New Reekie
Braving the drizzle and expected heavy rain, we went for the fourth time to the Botanics to view the Titan Arum, (Amorphophallus titanum, or New Reekie) this time to take the Flumlet for a once-in-a-lifetime experience. He was well primed as to what it looked like, and what to expect, he behaved well in the car and walking up to the glasshouse so perhaps the actual sighting came as an anticlimax. He did appear somewhat underwhelmed.
However, afterwards when we returned to the ticket hall, where tables were set out for colouring-in and drawing, he was in his element and set to with enthusiasm. Even the promise of seeing the goldfish as we left could not prise him away until he had completed his third, freehand, drawing - that it was of his favourite monster with spikes was irrelevant.
He obligingly joined me in posing in the Titan Arum 'face-in-hole' board, see extra for his unique interpretation.

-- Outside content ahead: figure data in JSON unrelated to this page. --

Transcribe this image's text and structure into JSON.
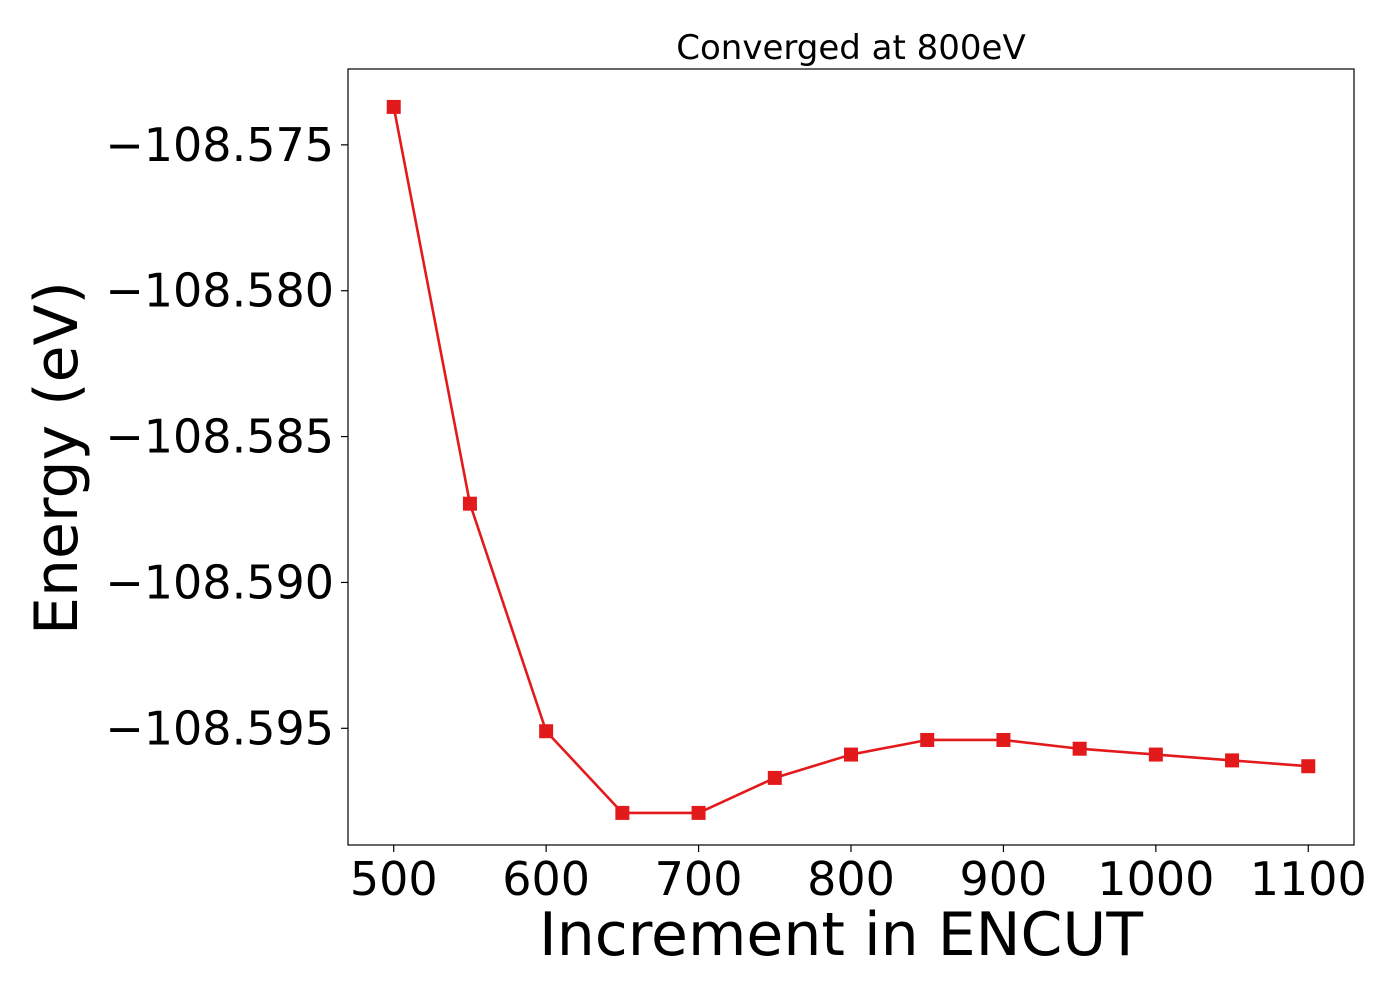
{
  "chart_data": {
    "type": "line",
    "title": "Converged at 800eV",
    "xlabel": "Increment in ENCUT",
    "ylabel": "Energy (eV)",
    "x": [
      500,
      550,
      600,
      650,
      700,
      750,
      800,
      850,
      900,
      950,
      1000,
      1050,
      1100
    ],
    "series": [
      {
        "values": [
          -108.5737,
          -108.5873,
          -108.5951,
          -108.5979,
          -108.5979,
          -108.5967,
          -108.5959,
          -108.5954,
          -108.5954,
          -108.5957,
          -108.5959,
          -108.5961,
          -108.5963
        ],
        "color": "#e31a1c",
        "marker": "square"
      }
    ],
    "xlim": [
      470,
      1130
    ],
    "ylim": [
      -108.599,
      -108.5724
    ],
    "xticks": [
      500,
      600,
      700,
      800,
      900,
      1000,
      1100
    ],
    "yticks": [
      -108.575,
      -108.58,
      -108.585,
      -108.59,
      -108.595
    ],
    "xtick_labels": [
      "500",
      "600",
      "700",
      "800",
      "900",
      "1000",
      "1100"
    ],
    "ytick_labels": [
      "−108.575",
      "−108.580",
      "−108.585",
      "−108.590",
      "−108.595"
    ],
    "grid": false,
    "legend": "none"
  }
}
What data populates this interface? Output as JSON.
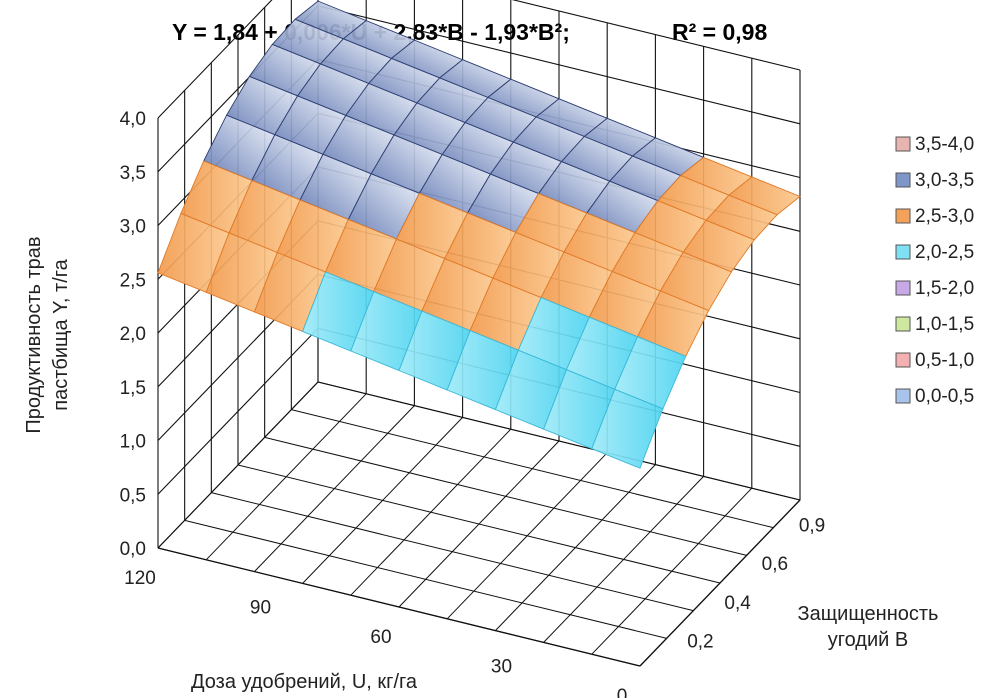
{
  "chart_data": {
    "type": "surface",
    "title": "Y = 1,84 + 0,006*U + 2,83*B - 1,93*B²;",
    "r2": "R² = 0,98",
    "ylabel_line1": "Продуктивность трав",
    "ylabel_line2": "пастбища Y, т/га",
    "xlabel": "Доза удобрений, U, кг/га",
    "zlabel_line1": "Защищенность",
    "zlabel_line2": "угодий В",
    "y_ticks": [
      "0,0",
      "0,5",
      "1,0",
      "1,5",
      "2,0",
      "2,5",
      "3,0",
      "3,5",
      "4,0"
    ],
    "u_ticks": [
      "120",
      "90",
      "60",
      "30",
      "0"
    ],
    "b_ticks": [
      "0,2",
      "0,4",
      "0,6",
      "0,9"
    ],
    "ylim": [
      0,
      4
    ],
    "u_range": [
      0,
      120
    ],
    "b_range": [
      0,
      0.9
    ],
    "formula": {
      "intercept": 1.84,
      "U": 0.006,
      "B": 2.83,
      "B2": -1.93
    },
    "legend": [
      {
        "label": "3,5-4,0",
        "color": "#e8b4b0"
      },
      {
        "label": "3,0-3,5",
        "color": "#7f96c8"
      },
      {
        "label": "2,5-3,0",
        "color": "#f4a25a"
      },
      {
        "label": "2,0-2,5",
        "color": "#7fe0f4"
      },
      {
        "label": "1,5-2,0",
        "color": "#c8a8e6"
      },
      {
        "label": "1,0-1,5",
        "color": "#cfe8a0"
      },
      {
        "label": "0,5-1,0",
        "color": "#f4b0b0"
      },
      {
        "label": "0,0-0,5",
        "color": "#a8c4ec"
      }
    ]
  }
}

The population of Amorphophallus titanum in its native Sumatra has declined over the past seventy years, but quite drastically within the past decade or two, due to destruction of rainforest and collecting from the wild, and is now classified as Endangered, hence the importance of increasing the numbers whenever possible. Due to different timing of maturation of the carpel and stamen, the species cannot self-pollinate. When in 2015 the Arum in Edinburgh flowered for the first time there was no source of pollen available; in 2017 pollen was obtained from a botanic garden in the USA but, possibly because it had been frozen, it did not fertilize the flower. This year pollen has been sourced more locally, in the Eden Project in Cornwall and it is hoped that this will succeed in fertilizing the flower and propagate the species. Should this be the case, this individual specimen is unlikely to flower again.